Kaya,ramazan ayında değişen yemek yeme ve uyku alışkanlıklarının günlük yaşamda farklılıklar oluşturabildiğini söyledi.
Ramazanda gün içindeki yeme alışkanlığının geceye aktarıldığını, bu durumun özellikle yaşlılar ile büyüme çağındaki çocuklar için önem taşıdığına işaret eden Kaya, "Bu görevimizi yerine getirirken beslenmemizdeki aksatmamamız gereken yönlerimiz olacak. Sabah, kahvaltı yapmamız gerektiği zamanı sahura aktaracağız. Öğlen ya da akşam tüketeceğimiz yiyecekleri de bir sonraki iftar öğününe aktarmamız doğru olacaktır." diye konuştu.
Sahurda yumurta, peynir, zeytin, domates, salatalık gibi gıdalar tüketilebileceğini, yağlı yiyeceklerin ise tercih edilmemesi gerektiğini dile getiren Kaya, "Ağır kızartma yiyeceklerinden uzak durmamız gerekiyor. Eğer ilaç kullanıyorsak, mutlaka durumu doktorumuza danışarak bu görevimizi yerine getirmemiz gerekiyor. Çok fazla çay tüketmeyi önermiyoruz. Çay tüketimi vücuttan su atılmasına neden oluyor." ifadesini kullandı.
ÇORBA SONRASI BEKLEYİN
Kaya, iftarda sebze ve meyve tüketiminin aksatılmaması gerektiğini vurgulayarak, şunları kaydetti:
"İftarımızı açarken, adetlerimiz hurma ve zeytinle açılır, suyumuzu içeriz. Daha sonrasında hafif, yağlı olmayan çorbayla başlamak en doğrusu olacaktır. Çorba içer içmez bütün günün açlığıyla yoğun şekilde bütün öğünleri bir arada yemememiz gerekir. Çorbamızı içtikten sonra yarım saat, bir saat nefeslenelim, rahatlayalım. Daha sonra sebzemizi, etimizi, yoğurdumuzu tüketelim.
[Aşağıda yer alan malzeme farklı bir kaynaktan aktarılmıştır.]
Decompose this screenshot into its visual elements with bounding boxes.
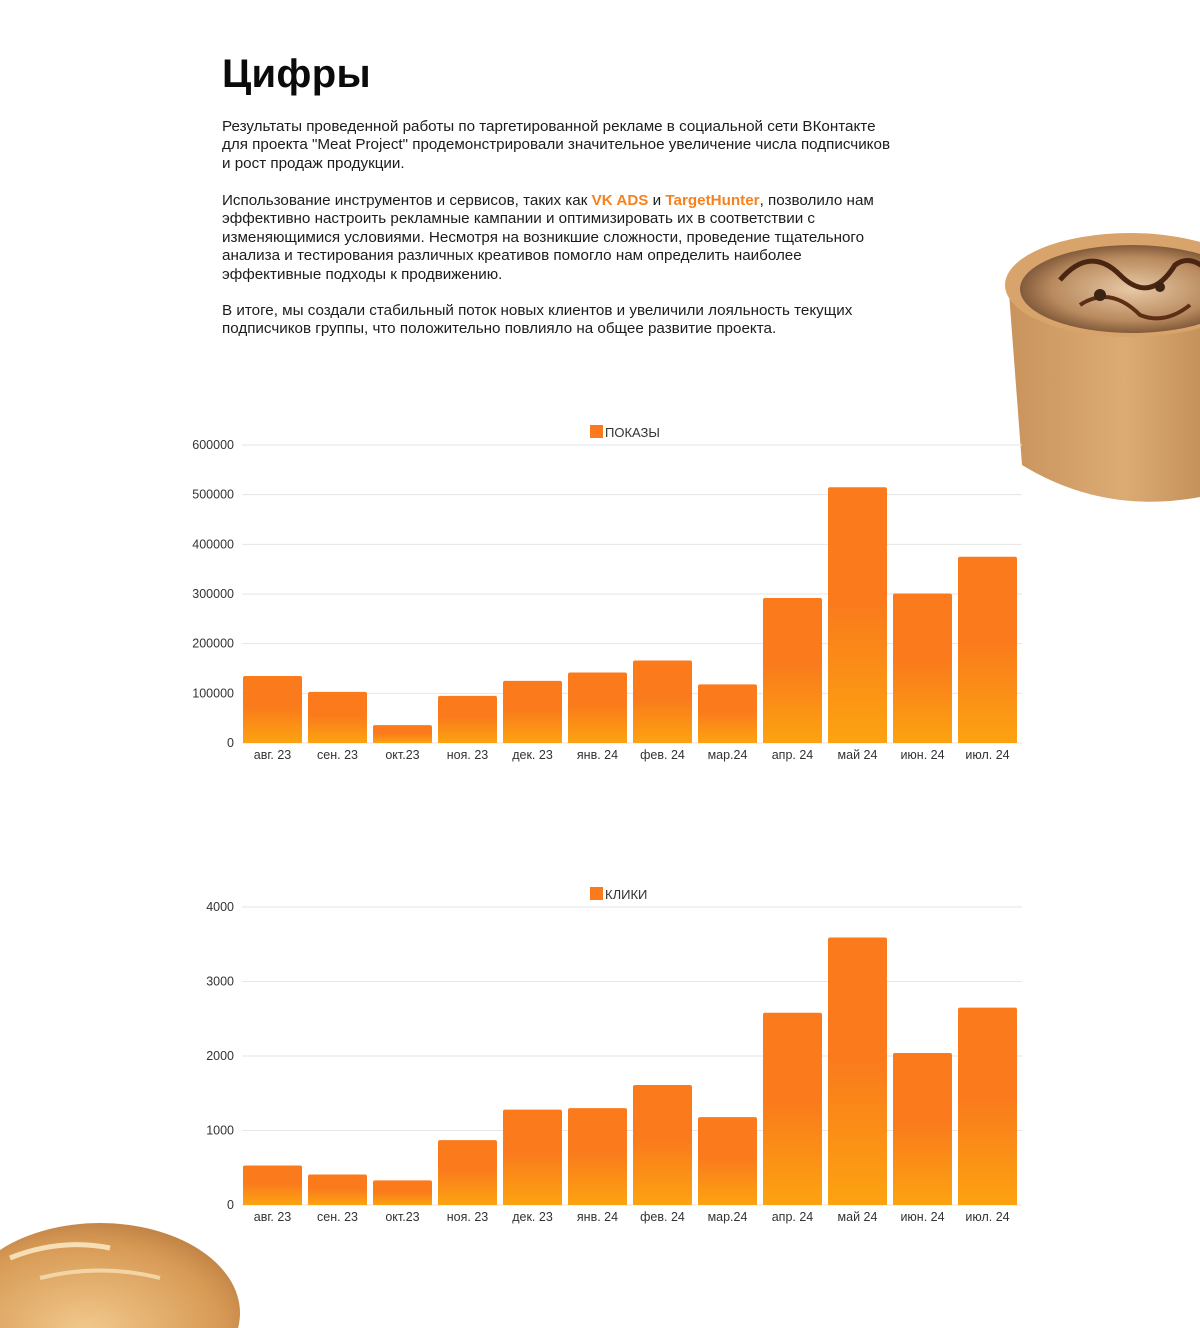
x-tick-label: авг. 23: [253, 1210, 292, 1224]
x-tick-label: май 24: [837, 1210, 878, 1224]
y-tick-label: 4000: [206, 900, 234, 914]
x-tick-label: сен. 23: [317, 748, 358, 762]
x-tick-label: май 24: [837, 748, 878, 762]
bar: [893, 1053, 952, 1205]
x-tick-label: мар.24: [707, 748, 748, 762]
impressions-chart: [170, 410, 1050, 780]
bar: [763, 598, 822, 743]
bar: [373, 1180, 432, 1205]
x-tick-label: мар.24: [707, 1210, 748, 1224]
bar: [763, 1013, 822, 1205]
bar: [698, 1117, 757, 1205]
x-tick-label: июн. 24: [900, 1210, 945, 1224]
x-tick-label: янв. 24: [576, 748, 619, 762]
clicks-chart-svg: [170, 872, 1050, 1242]
intro-paragraph-3: В итоге, мы создали стабильный поток новых клиентов и увеличили лояльность текущих подписчиков группы, что положительно повлияло на общее развитие проекта.: [222, 302, 853, 338]
intro-paragraph-2-mid: и: [648, 192, 666, 209]
y-tick-label: 2000: [206, 1049, 234, 1063]
page-title: Цифры: [222, 52, 371, 96]
bar: [568, 672, 627, 743]
y-tick-label: 200000: [192, 636, 234, 651]
x-tick-label: апр. 24: [771, 1210, 814, 1224]
bar: [958, 1008, 1017, 1205]
x-tick-label: дек. 23: [512, 748, 553, 762]
bar: [373, 725, 432, 743]
bar: [828, 487, 887, 743]
intro-paragraph-1: Результаты проведенной работы по таргетированной рекламе в социальной сети ВКонтакте для проекта "Meat Project" продемонстрировали значительное увеличение числа подписчиков и рост продаж продукции.: [222, 118, 891, 172]
intro-paragraph-2-end: , позволило нам эффективно настроить рекламные кампании и оптимизировать их в соответствии с изменяющимися условиями. Несмотря на возникшие сложности, проведение тщательного анализа и тестирования различных креативов помогло нам определить наиболее эффективные подходы к продвижению.: [222, 192, 874, 283]
y-tick-label: 400000: [192, 537, 234, 552]
x-tick-label: авг. 23: [253, 748, 292, 762]
x-tick-label: июл. 24: [965, 748, 1010, 762]
bar: [828, 938, 887, 1205]
bar: [893, 594, 952, 743]
y-tick-label: 3000: [206, 974, 234, 989]
x-tick-label: окт.23: [385, 1210, 420, 1224]
bar: [243, 1166, 302, 1205]
bar: [958, 557, 1017, 743]
y-tick-label: 100000: [192, 686, 234, 701]
bar: [568, 1108, 627, 1205]
x-tick-label: окт.23: [385, 748, 420, 762]
x-tick-label: ноя. 23: [446, 1210, 489, 1224]
y-tick-label: 300000: [192, 587, 234, 601]
x-tick-label: сен. 23: [317, 1210, 358, 1224]
vk-ads-highlight: VK ADS: [591, 192, 649, 209]
intro-paragraph-2-start: Использование инструментов и сервисов, таких как: [222, 192, 592, 209]
bar: [633, 1085, 692, 1205]
y-tick-label: 1000: [206, 1123, 234, 1138]
x-tick-label: фев. 24: [640, 1210, 685, 1224]
bar: [438, 1140, 497, 1205]
impressions-chart-svg: [170, 410, 1050, 780]
x-tick-label: апр. 24: [771, 748, 814, 762]
legend-label: ПОКАЗЫ: [605, 425, 660, 440]
bar: [308, 692, 367, 743]
x-tick-label: янв. 24: [576, 1210, 619, 1224]
legend-swatch: [590, 887, 603, 900]
y-tick-label: 500000: [192, 487, 234, 502]
x-tick-label: дек. 23: [512, 1210, 553, 1224]
targethunter-highlight: TargetHunter: [665, 192, 760, 209]
clicks-chart: [170, 872, 1050, 1242]
bar: [698, 684, 757, 743]
x-tick-label: фев. 24: [640, 748, 685, 762]
legend-label: КЛИКИ: [605, 887, 648, 902]
bar: [503, 681, 562, 743]
bar: [503, 1110, 562, 1205]
y-tick-label: 600000: [192, 438, 234, 452]
bar: [243, 676, 302, 743]
x-tick-label: июл. 24: [965, 1210, 1010, 1224]
y-tick-label: 0: [227, 1198, 234, 1212]
legend-swatch: [590, 425, 603, 438]
bar: [438, 696, 497, 743]
bar: [308, 1174, 367, 1205]
y-tick-label: 0: [227, 736, 234, 750]
bar: [633, 661, 692, 743]
intro-paragraph-2: [222, 192, 902, 284]
x-tick-label: июн. 24: [900, 748, 945, 762]
x-tick-label: ноя. 23: [446, 748, 489, 762]
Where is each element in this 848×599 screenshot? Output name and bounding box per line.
Bir iki saat geçtikten sonra da meyvemizi, tatlımızı yiyelim. Hepsini bir arada yersek ne olur? Bir anda kan şekerimiz yükselebilir. Kan şekerinin yüksekliği hem metabolizmamızı bozabilir hem kalbimizin, böbreğimizin yükünü artırabilir. Nasıl gün içinde sabah, öğlen, akşam yiyorsak, akşam öğününü ikiye bölüp sahurda da kahvaltı yaparsak düzenimizi sağlamış oluruz."
Kaya, özellikle iftar sofrasından tam tahıllı ve kuru baklagillerin eksik edilmemesi, gece boyunca da su tüketimine dikkat edilmesi tavsiyesinde de bulundu.